Real Rank with Respect to Varieties

TL;DR

This paper investigates the maximal real rank of points relative to real varieties, establishing bounds, constructing tight examples, and exploring differences between real and complex ranks, with applications to tensor decompositions and algebraic geometry.

Contribution

It provides bounds on maximal real rank based on codimension, constructs examples where these bounds are tight, and proves a conjecture on symmetric tensor ranks.

Findings

Maximal real rank can be bounded by the codimension of the variety.

Existence of varieties where the bound on real rank is tight.

The gap between real and complex ranks can be arbitrarily large.

Abstract

We study the real rank of points with respect to a real variety $X$. This is a generalization of various tensor ranks, where $X$ is in a specific family of real varieties like Veronese or Segre varieties.
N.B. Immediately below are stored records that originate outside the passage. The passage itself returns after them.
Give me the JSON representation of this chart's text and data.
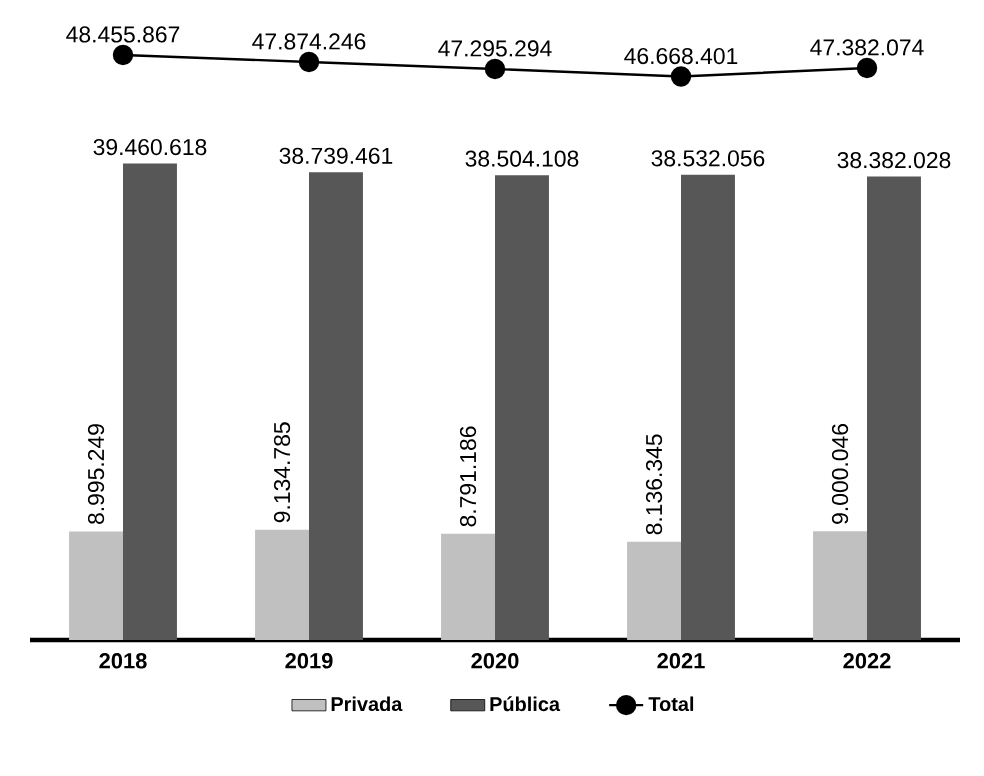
{
  "chart_data": {
    "type": "bar",
    "categories": [
      "2018",
      "2019",
      "2020",
      "2021",
      "2022"
    ],
    "series": [
      {
        "name": "Privada",
        "color": "#c0c0c0",
        "values": [
          8995249,
          9134785,
          8791186,
          8136345,
          9000046
        ],
        "value_labels": [
          "8.995.249",
          "9.134.785",
          "8.791.186",
          "8.136.345",
          "9.000.046"
        ]
      },
      {
        "name": "Pública",
        "color": "#575757",
        "values": [
          39460618,
          38739461,
          38504108,
          38532056,
          38382028
        ],
        "value_labels": [
          "39.460.618",
          "38.739.461",
          "38.504.108",
          "38.532.056",
          "38.382.028"
        ]
      },
      {
        "name": "Total",
        "type": "line",
        "color": "#000000",
        "marker": "circle",
        "values": [
          48455867,
          47874246,
          47295294,
          46668401,
          47382074
        ],
        "value_labels": [
          "48.455.867",
          "47.874.246",
          "47.295.294",
          "46.668.401",
          "47.382.074"
        ]
      }
    ],
    "tick_labels": "x",
    "legend": "bottom",
    "grid": false
  }
}
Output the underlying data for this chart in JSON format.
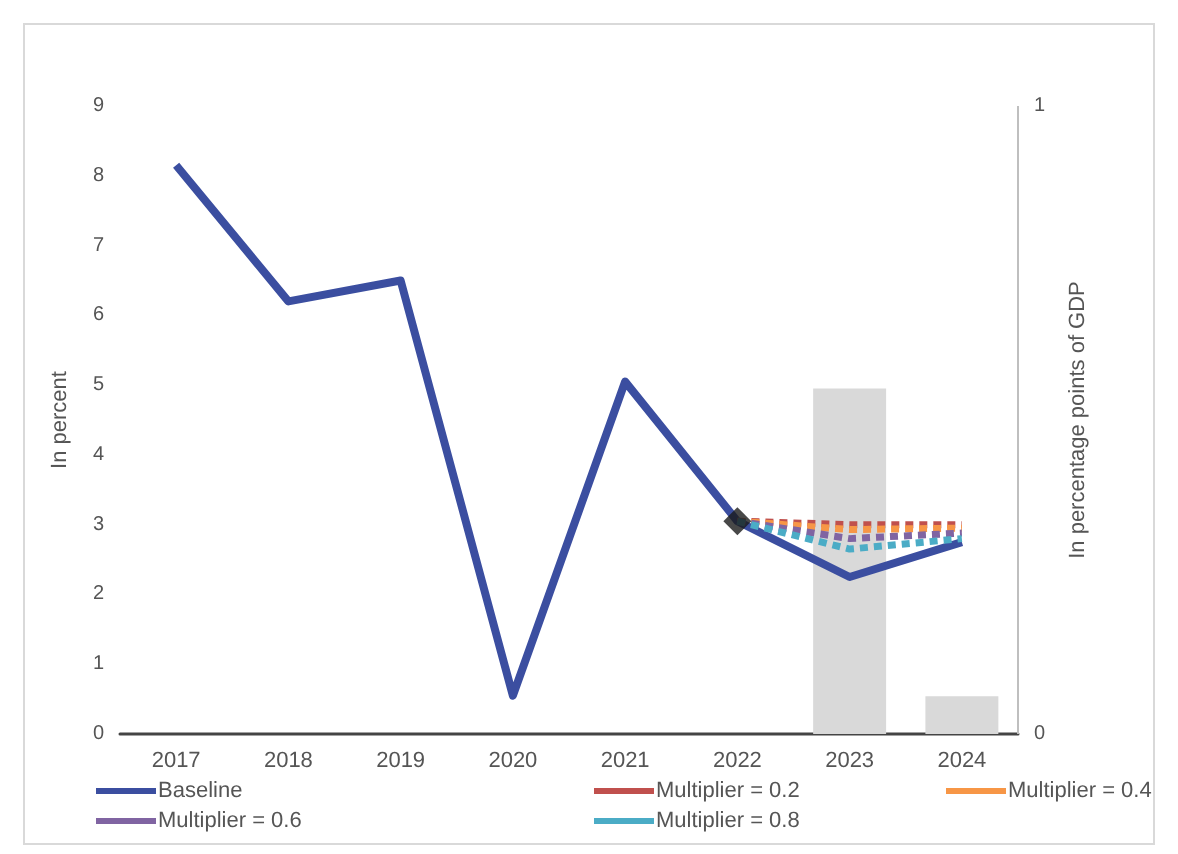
{
  "chart_data": {
    "type": "line",
    "categories": [
      "2017",
      "2018",
      "2019",
      "2020",
      "2021",
      "2022",
      "2023",
      "2024"
    ],
    "ylabel": "In percent",
    "y2label": "In percentage points of GDP",
    "ylim": [
      0,
      9
    ],
    "yticks": [
      0,
      1,
      2,
      3,
      4,
      5,
      6,
      7,
      8,
      9
    ],
    "y2lim": [
      0,
      1
    ],
    "y2ticks": [
      0,
      1
    ],
    "grid": false,
    "legend": "bottom",
    "series": [
      {
        "type": "bar",
        "axis": "y2",
        "color": "#d9d9d9",
        "values": [
          null,
          null,
          null,
          null,
          null,
          null,
          0.55,
          0.06
        ]
      },
      {
        "name": "Baseline",
        "color": "#3b4ea0",
        "line_style": "solid",
        "values": [
          8.15,
          6.2,
          6.5,
          0.55,
          5.05,
          3.05,
          2.25,
          2.75
        ]
      },
      {
        "name": "Multiplier = 0.2",
        "color": "#c0504d",
        "line_style": "dashed",
        "values": [
          null,
          null,
          null,
          null,
          null,
          3.05,
          3.0,
          3.0
        ]
      },
      {
        "name": "Multiplier = 0.4",
        "color": "#f79646",
        "line_style": "dashed",
        "values": [
          null,
          null,
          null,
          null,
          null,
          3.05,
          2.93,
          2.95
        ]
      },
      {
        "name": "Multiplier = 0.6",
        "color": "#8064a2",
        "line_style": "dashed",
        "values": [
          null,
          null,
          null,
          null,
          null,
          3.05,
          2.8,
          2.88
        ]
      },
      {
        "name": "Multiplier = 0.8",
        "color": "#4bacc6",
        "line_style": "dashed",
        "values": [
          null,
          null,
          null,
          null,
          null,
          3.05,
          2.65,
          2.8
        ]
      },
      {
        "type": "scatter",
        "marker": "diamond",
        "color": "#1a1a1a",
        "values": [
          null,
          null,
          null,
          null,
          null,
          3.05,
          null,
          null
        ]
      }
    ]
  }
}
The maximal real rank can be bounded in terms of the codimension of $X$ only. We show constructively that there exist varieties $X$ for which this bound is tight. The same varieties provide examples where a previous bound of Blekherman-Teitler on the maximal $X$-rank is tight. We also give examples of varieties $X$ for which the gap between maximal complex and the maximal real rank is arbitrarily large. To facilitate our constructions we prove a conjecture of Reznick on the maximal real symmetric rank of symmetric bivariate tensors. Finally we study the geometry of the set of points of maximal real rank in the case of real plane curves.